In its second-quarter earnings report, the company said it made over $565 million in revenue for the quarter, more than doubling from a year ago, largely thanks to a surge in interest in cryptocurrencies.

The company makes the bulk of its money from transaction-based revenue and crypto trading has increasingly become an important revenue stream.

The company said Wednesday evening that crypto trades overall accounted for an eye-popping 52 percent of all transaction-based sales in the quarter, up from 17 percent in the previous quarter and a meager 4 percent in the fourth quarter of last year.

Of the company’s second-quarter transaction-based revenue of $451 million, Robinhood made $233 million from crypto alone, up from just $5 million a year ago, showing the explosion of interest in the sector over the past 12 months.

And a staggering 26 percent, or just over $144 million, of Robinhood’s crypto revenue in the latest quarter came solely from Dogecoin trades, the company said.

That means the company made more than twice as much on Dogecoin trades than it did on all of the stock-trading on the platform, which accounted for just $52 million, a decrease of 26 percent from a year earlier.

Dogecoin
Dogecoin initially started as a joke before becoming a legitimate cryptocurrency.
REUTERS/Dado Ruvic/Illustration

Robinhood added that over 60 percent of the company’s 22.5 million net cumulative funded accounts traded crypto in the quarter.

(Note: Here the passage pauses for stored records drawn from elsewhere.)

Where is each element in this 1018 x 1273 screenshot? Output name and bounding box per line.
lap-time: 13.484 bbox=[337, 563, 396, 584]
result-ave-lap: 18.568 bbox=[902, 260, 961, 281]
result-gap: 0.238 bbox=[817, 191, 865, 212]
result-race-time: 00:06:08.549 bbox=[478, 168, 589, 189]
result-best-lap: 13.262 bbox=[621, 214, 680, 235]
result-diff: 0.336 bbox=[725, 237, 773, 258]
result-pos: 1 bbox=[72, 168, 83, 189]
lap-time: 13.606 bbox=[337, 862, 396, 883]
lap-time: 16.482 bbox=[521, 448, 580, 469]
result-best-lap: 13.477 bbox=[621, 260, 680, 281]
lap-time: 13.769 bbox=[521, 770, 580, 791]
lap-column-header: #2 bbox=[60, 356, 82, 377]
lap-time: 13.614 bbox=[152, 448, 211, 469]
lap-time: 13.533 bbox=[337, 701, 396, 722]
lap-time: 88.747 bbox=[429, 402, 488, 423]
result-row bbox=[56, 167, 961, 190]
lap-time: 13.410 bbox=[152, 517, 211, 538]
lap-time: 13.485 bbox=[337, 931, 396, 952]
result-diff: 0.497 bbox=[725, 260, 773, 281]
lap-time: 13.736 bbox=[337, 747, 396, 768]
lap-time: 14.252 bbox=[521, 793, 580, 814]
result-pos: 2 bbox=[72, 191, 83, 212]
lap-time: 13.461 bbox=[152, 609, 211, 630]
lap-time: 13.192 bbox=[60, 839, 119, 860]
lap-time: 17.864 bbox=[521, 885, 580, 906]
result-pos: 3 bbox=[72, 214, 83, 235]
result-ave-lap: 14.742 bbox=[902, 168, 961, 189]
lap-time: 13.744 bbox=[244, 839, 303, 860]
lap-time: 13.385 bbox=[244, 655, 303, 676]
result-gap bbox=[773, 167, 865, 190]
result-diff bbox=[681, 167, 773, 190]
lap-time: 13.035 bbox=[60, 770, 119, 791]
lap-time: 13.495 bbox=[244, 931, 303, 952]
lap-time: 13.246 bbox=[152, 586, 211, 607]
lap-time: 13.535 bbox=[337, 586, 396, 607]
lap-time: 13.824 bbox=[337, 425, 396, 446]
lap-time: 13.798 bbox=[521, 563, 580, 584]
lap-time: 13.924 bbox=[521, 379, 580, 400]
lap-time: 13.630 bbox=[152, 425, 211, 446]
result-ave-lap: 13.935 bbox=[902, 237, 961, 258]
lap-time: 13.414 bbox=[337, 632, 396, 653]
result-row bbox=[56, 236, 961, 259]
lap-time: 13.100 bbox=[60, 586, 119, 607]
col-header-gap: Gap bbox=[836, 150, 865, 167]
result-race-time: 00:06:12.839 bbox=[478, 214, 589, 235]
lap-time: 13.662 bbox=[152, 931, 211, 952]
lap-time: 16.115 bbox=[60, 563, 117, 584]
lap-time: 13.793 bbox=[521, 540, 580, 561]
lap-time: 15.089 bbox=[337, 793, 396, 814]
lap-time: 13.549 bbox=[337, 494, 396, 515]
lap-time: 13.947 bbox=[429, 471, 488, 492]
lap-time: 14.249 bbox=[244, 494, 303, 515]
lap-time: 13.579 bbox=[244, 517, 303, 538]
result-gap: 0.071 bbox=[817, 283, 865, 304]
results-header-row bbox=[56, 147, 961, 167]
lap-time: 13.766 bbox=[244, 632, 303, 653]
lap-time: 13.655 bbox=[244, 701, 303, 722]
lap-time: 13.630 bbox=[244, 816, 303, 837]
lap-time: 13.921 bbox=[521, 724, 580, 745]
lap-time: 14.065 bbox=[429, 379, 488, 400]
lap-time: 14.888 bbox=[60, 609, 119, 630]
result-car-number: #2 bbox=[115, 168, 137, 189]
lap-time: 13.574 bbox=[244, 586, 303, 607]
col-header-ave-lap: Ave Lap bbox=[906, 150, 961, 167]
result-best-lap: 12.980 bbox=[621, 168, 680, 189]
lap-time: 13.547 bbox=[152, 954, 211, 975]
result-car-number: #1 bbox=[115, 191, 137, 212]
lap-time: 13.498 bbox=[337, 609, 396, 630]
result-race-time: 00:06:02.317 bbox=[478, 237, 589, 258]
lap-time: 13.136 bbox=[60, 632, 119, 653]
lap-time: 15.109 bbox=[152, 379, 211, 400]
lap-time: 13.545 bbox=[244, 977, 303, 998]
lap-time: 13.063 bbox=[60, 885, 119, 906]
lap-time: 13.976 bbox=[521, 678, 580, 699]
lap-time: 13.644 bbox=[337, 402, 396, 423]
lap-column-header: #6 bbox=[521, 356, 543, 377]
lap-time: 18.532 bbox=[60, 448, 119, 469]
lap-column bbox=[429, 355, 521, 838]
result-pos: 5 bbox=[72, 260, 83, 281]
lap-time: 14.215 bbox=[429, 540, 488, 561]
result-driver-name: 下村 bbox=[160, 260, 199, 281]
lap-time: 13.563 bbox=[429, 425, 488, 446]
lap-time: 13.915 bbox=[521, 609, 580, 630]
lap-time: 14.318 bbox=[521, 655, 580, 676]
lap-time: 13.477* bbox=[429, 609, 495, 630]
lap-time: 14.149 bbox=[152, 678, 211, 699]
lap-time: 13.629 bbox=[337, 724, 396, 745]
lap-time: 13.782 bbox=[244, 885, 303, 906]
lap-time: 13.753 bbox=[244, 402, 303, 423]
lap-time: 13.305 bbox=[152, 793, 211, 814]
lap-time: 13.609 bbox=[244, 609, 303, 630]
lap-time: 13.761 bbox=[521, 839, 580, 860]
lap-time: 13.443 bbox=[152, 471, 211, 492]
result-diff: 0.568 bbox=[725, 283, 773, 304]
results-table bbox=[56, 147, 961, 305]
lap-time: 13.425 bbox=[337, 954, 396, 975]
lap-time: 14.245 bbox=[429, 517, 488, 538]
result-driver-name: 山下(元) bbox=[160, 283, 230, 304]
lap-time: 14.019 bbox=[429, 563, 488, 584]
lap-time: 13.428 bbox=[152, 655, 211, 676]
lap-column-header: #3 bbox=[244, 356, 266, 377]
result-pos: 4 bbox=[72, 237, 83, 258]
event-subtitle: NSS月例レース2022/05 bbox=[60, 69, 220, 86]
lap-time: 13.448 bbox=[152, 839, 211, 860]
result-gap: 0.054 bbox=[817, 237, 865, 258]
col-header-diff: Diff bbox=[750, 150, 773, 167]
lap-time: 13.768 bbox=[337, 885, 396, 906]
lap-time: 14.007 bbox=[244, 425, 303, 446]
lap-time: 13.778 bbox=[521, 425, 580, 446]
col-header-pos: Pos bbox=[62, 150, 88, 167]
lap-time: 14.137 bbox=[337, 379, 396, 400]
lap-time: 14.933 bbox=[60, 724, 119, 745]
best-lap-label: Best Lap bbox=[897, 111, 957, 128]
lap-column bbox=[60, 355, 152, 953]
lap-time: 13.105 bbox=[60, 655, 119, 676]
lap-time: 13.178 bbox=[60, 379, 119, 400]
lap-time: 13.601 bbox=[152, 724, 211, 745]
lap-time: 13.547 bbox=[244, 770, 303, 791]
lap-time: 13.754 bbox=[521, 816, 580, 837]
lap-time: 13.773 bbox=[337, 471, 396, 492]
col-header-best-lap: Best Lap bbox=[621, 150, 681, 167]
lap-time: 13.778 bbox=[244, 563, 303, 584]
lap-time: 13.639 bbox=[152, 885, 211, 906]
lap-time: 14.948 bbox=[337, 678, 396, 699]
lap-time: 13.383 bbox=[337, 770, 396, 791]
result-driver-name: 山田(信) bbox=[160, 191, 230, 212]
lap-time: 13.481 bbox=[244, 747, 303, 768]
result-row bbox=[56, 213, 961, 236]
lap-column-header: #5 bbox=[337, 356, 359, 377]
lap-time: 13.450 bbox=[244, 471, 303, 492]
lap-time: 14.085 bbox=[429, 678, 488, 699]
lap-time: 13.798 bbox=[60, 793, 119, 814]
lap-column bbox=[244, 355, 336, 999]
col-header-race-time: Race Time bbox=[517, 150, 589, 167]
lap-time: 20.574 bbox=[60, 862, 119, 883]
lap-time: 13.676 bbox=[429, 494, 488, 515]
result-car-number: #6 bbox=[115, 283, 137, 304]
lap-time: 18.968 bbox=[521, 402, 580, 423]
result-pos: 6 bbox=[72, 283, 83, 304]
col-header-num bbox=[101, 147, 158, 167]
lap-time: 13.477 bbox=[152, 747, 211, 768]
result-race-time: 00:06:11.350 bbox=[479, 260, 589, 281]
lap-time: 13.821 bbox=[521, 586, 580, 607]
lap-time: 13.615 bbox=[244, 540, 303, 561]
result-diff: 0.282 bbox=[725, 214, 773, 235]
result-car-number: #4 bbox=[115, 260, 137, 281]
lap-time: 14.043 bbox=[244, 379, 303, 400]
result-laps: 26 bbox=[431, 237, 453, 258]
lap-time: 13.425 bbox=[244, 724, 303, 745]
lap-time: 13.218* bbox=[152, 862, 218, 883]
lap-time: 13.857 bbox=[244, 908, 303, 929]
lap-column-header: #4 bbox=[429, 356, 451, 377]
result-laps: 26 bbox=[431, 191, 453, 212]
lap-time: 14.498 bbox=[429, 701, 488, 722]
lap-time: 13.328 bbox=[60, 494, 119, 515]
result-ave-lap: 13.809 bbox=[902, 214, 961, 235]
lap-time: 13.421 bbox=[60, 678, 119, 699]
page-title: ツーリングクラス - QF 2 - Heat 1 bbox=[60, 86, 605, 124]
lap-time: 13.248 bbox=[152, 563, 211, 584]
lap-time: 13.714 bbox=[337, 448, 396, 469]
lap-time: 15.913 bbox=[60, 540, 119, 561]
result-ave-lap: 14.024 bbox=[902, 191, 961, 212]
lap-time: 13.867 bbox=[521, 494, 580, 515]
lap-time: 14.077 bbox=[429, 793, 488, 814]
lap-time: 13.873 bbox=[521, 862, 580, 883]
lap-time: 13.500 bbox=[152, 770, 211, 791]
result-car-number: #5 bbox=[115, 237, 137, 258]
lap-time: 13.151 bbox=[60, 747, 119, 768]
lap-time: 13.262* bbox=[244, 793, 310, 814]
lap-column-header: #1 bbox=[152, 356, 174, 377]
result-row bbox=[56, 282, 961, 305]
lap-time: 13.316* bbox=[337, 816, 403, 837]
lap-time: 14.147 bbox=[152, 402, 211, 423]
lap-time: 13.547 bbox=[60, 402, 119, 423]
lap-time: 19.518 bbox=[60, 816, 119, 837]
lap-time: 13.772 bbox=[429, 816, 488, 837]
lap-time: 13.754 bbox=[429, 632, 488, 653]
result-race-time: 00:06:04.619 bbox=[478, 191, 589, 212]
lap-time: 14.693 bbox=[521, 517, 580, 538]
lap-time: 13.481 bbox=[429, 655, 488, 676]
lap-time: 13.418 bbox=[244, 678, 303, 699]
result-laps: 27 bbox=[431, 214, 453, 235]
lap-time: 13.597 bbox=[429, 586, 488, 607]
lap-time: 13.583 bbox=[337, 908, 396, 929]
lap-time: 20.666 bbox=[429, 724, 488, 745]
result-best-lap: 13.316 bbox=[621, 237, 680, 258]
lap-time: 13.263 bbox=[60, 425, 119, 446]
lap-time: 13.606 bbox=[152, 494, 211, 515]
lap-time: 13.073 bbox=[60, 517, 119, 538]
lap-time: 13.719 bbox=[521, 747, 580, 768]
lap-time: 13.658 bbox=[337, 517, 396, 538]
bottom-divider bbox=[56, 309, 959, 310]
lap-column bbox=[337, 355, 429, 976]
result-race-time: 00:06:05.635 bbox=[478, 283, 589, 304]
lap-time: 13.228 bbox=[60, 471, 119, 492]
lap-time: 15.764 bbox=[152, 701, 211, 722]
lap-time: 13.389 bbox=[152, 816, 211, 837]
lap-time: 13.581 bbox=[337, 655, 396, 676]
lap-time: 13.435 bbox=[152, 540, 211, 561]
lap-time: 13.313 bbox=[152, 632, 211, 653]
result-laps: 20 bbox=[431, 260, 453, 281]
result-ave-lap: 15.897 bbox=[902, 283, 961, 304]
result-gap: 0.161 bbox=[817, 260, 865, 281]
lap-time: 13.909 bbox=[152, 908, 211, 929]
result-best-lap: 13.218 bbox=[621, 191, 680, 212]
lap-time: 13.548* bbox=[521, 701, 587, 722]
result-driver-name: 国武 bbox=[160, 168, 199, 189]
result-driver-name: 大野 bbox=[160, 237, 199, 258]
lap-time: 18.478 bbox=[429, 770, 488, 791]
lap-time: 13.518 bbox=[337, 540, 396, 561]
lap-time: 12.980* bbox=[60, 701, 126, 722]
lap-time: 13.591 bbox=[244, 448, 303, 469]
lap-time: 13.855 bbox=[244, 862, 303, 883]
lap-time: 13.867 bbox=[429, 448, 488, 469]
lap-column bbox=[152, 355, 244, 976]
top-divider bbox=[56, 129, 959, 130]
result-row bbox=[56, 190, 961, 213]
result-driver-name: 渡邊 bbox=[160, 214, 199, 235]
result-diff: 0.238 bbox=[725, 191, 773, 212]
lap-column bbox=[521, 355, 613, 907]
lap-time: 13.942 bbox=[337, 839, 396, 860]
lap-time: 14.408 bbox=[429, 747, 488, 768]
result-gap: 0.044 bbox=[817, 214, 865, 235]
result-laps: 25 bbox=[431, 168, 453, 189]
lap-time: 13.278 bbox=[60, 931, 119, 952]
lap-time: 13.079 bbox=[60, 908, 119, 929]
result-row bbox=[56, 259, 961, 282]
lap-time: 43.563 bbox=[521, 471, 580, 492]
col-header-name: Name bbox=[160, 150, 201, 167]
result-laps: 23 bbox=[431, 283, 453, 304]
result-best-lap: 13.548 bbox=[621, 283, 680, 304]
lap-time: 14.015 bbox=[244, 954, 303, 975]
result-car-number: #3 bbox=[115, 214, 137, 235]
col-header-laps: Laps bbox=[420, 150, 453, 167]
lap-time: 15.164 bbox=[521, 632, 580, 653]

It was also “the first quarter where a larger share of new customers placed their first trade in crypto rather than equities,” Robinhood said.

When Robinhood filed to go public at the beginning of July, it revealed that Dogecoin accounted for 34 percent of its crypto transaction-based revenue in the first quarter, up from 4 percent in fourth quarter of last year.

The company offered an ominous warning at the time, telling potential investors that any slowdown in demand for Dogecoin could adversely affect its financial results.

“A substantial portion of the recent growth in our net revenues earned from cryptocurrency transactions is attributable to transactions in Dogecoin,” the company has since repeated as a risk warning in its filings with the Securities and Exchange Commission.

“If demand for transactions in Dogecoin declines and is not replaced by new demand for other cryptocurrencies available for trading on our platform, our business, financial condition and results of operations could be adversely affected,” it added.

Dogecoin reached a peak in early May of about 73 cents per coin as it was cheered on by notable supporters including Tesla CEO Elon Musk. But it started off as a prank in 2013 by a tech marketer who melded two popular Internet themes — cryptocurrency and a the Shiba Inu pup behind the so-called Doge meme — to make a Twitter joke.

“Investing in Dogecoin,” Jackson Palmer tweeted at the time, “pretty sure it’s the next big thing.”

The meme currency, which was then made real by software engineer Billy Markus, has more recently fallen from its recent highs to about 30 cents per coin, but is still up more than 8,000 percent from a year ago, according to data from Coinbase.

The company launched its crypto trading business, known as RHC, in 2018 and currently lets users trade seven different cryptocurrencies: Bitcoin, Bitcoin Cash, Bitcoin SV, Dogecoin, Ethereum, Ethereum Classic and Litecoin.

Shares of Robinhood were last seen trading almost 9 percent lower.